610 receiver

Jan 2004

     The 610 reciever is an uncooled reciever that uses a cross dipole antenna. This page contains specific issues that relate to the 610 receiver. Performance off the system (gain,tsys,sefd,pointing ..) can be found on the  system performance page under  the 610 receiver.

History
Recent system performance measurements
Daily monitorying of Tsys
Dewar temperatures
Calibration measurements
Miscellaneous
 


History


Calibrations

23aug00: Gain,Tsys, beam width, and pointing Error.


Miscellaneous:

14jan04: 610 receiver moved to new turret floor position.


14jan04: 610 receiver moved to new turret floor position.   (top)
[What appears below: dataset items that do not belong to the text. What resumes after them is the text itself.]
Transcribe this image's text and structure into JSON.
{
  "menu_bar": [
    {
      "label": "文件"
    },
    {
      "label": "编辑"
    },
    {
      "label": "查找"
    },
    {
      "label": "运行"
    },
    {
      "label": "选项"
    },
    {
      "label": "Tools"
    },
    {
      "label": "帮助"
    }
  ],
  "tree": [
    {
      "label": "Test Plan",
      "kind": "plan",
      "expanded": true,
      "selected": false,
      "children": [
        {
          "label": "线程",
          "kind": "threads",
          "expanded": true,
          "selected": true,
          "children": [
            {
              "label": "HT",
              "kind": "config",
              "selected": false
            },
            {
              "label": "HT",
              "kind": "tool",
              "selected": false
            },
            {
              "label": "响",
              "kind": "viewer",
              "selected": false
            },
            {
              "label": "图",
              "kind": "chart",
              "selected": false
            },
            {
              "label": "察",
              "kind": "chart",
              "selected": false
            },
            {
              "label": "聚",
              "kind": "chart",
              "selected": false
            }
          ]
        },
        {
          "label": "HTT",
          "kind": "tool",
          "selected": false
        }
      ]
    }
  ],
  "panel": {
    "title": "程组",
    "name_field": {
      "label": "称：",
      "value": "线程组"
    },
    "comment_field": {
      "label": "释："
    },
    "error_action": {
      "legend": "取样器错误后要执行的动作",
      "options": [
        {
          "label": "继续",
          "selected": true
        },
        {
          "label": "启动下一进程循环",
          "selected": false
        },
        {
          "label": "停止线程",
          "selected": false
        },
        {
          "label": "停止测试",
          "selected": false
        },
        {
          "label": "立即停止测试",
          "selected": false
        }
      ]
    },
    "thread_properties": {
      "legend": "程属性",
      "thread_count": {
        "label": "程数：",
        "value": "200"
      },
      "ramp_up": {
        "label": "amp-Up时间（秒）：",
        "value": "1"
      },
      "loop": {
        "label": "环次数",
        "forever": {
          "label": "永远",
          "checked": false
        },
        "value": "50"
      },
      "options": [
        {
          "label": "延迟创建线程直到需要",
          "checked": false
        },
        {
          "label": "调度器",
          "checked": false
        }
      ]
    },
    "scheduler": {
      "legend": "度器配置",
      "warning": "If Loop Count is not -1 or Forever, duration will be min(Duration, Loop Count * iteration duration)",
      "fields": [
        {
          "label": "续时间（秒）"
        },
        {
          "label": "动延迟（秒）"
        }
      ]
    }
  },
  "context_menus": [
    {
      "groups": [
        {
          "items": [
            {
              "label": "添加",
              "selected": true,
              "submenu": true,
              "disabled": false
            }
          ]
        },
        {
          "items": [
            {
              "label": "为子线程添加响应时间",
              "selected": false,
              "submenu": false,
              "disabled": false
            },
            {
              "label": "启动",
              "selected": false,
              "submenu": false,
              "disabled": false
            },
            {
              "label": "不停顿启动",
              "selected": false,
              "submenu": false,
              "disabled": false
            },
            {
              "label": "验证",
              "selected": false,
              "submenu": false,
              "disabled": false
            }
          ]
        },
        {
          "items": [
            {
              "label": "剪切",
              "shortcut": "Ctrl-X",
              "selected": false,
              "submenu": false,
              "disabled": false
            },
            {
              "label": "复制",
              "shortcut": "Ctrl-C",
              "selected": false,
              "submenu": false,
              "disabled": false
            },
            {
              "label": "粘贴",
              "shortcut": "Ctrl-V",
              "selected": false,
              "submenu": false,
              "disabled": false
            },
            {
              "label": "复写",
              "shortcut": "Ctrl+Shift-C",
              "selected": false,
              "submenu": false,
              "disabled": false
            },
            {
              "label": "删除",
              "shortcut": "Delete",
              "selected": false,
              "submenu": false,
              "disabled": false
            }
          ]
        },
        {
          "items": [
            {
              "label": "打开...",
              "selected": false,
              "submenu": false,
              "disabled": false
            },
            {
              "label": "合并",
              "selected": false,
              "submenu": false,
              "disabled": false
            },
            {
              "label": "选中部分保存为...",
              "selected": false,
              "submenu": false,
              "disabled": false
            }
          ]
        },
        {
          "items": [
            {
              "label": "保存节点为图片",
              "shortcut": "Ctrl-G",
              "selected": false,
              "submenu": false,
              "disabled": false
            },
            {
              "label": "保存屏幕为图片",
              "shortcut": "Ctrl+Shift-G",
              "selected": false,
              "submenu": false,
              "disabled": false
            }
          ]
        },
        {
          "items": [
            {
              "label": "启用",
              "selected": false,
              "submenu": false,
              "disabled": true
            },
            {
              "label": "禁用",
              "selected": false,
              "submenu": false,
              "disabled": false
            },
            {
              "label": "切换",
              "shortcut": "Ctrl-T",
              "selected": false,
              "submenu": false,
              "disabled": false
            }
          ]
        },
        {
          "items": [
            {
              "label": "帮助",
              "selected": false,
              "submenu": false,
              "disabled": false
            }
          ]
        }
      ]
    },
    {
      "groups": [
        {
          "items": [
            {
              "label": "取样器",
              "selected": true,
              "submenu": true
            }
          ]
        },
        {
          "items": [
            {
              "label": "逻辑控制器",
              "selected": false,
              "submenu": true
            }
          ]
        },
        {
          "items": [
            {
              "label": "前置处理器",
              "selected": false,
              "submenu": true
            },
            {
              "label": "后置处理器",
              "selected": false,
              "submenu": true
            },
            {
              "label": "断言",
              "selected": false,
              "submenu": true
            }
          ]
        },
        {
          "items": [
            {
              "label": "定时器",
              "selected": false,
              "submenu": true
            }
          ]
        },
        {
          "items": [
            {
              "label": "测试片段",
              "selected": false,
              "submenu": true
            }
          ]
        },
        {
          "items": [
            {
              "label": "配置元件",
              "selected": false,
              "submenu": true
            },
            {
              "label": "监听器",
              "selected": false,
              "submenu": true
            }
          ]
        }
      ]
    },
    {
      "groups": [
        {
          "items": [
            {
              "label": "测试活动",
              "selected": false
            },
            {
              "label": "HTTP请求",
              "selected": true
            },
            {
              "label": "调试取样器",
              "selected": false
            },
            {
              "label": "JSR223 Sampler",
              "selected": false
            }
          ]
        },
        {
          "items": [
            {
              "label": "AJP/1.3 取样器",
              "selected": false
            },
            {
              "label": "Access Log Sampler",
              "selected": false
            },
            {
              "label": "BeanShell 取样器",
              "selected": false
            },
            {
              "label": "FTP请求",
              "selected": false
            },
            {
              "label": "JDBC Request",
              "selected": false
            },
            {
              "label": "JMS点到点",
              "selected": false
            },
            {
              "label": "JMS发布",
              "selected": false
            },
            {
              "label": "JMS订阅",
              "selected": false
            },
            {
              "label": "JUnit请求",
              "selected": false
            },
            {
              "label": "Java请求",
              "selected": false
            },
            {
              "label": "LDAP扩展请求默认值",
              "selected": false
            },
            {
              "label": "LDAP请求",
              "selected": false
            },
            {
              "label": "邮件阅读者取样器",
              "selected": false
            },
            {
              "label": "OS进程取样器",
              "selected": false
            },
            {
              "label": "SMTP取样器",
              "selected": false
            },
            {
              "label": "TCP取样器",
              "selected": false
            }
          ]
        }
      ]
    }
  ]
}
    The 610 receiver was moved from turret position 330.55 to make room for the alfa receiver.  The following steps were taken to find the new turret position.:
  1. 16jan04: The turret was swung +/- 20 turret degrees while tracking a source. The center of these swings was 183.16 turret degrees. This was the starting position for the calibration scans below.
  2. 16jan04:  Calibration scans were done on 3 sources and the pointing error and system performace was measured. The measured error was az:-200", za:150".
  3. 23jan04: The pointing model offsets for the 610 receiver were changed to make them as close as possible to the average receiver model offsets. The extra az error was then used to move the turret. Calibration runs were rerun with the new pointing model offsets and turret position. The mean offsets after these changes was 7 asecs in za and -1.4 asecs in azimuth

How the new model offsets/turret position was computed:

    The telescope model contains an offset in az and za (great circle) for each feed. If the feeds are positioned correctly, then these offsets should be the same for each feed (they may not be zero since the tilt of the platform, offset of the main bearing from the center of the dish, or the lattitude of the observatory may not be exactly correct). I decided to correct the 610  pointing error by trying to make the pointing model offset for 610 the same as the other receivers. After doing this, i moved the turret to make up for any remaining azimuth error.
    To compute the new positions:
    The pointing model values are added to the computed position of a source. The pointing errors from the calibration scan need to be subtracted from the computed position of the source so that you point at the source.  The table below shows the relevant numbers (all in arc seconds).
azOffset zaOffset
std model offsets (these are added to the computed position) -42 -85
610 modelOffsets when data taken -222.15 180.78
(stdModel-610) offsets 180. -266
pnt Errors measured with above 610 model offsets:
(these are subtracted from the computed position)
-200. 150.
new 610 model correction -42. 30.78
error to be aborbed by  turret move -20.15 0

With the 610 az offset at -42 asecs, there is -20 asecs of error that needs to be subtracted from the computed position (so that we peak up on the source). This means we need to move the azimuth or turret  by + 20 asecs on the sky.  The turret coordinate is opposite from the azimuth (increasing turret position is counter clockwise when viewed from above). 1 turret degree moves by about 45 asecs on the sky. The +20 asec move would be -20/45 turret degrees. The new turret position is 183.16 - 20/45=182.71 turret degrees.

The new za model offset for 610 is 116 asecs larger that the standard za offset for a feed. If this is from the positioning of the feed, then the feed is positioned too low in the za direction (we add 116 extra arcseconds to get on source). Using a radius of 435 feet gives :116/3600*!degToRad*435.*12=2.9 inches (using plate scale of 17.04 asec/cm would give 2.7 inches). So the feed may need to be moved uphill by about 2.8 inches. For the 610 feed with a wavelength of 20 inches, it is probably not necessary to move it (although it probably wouldn't hurt to survey the horn in position ).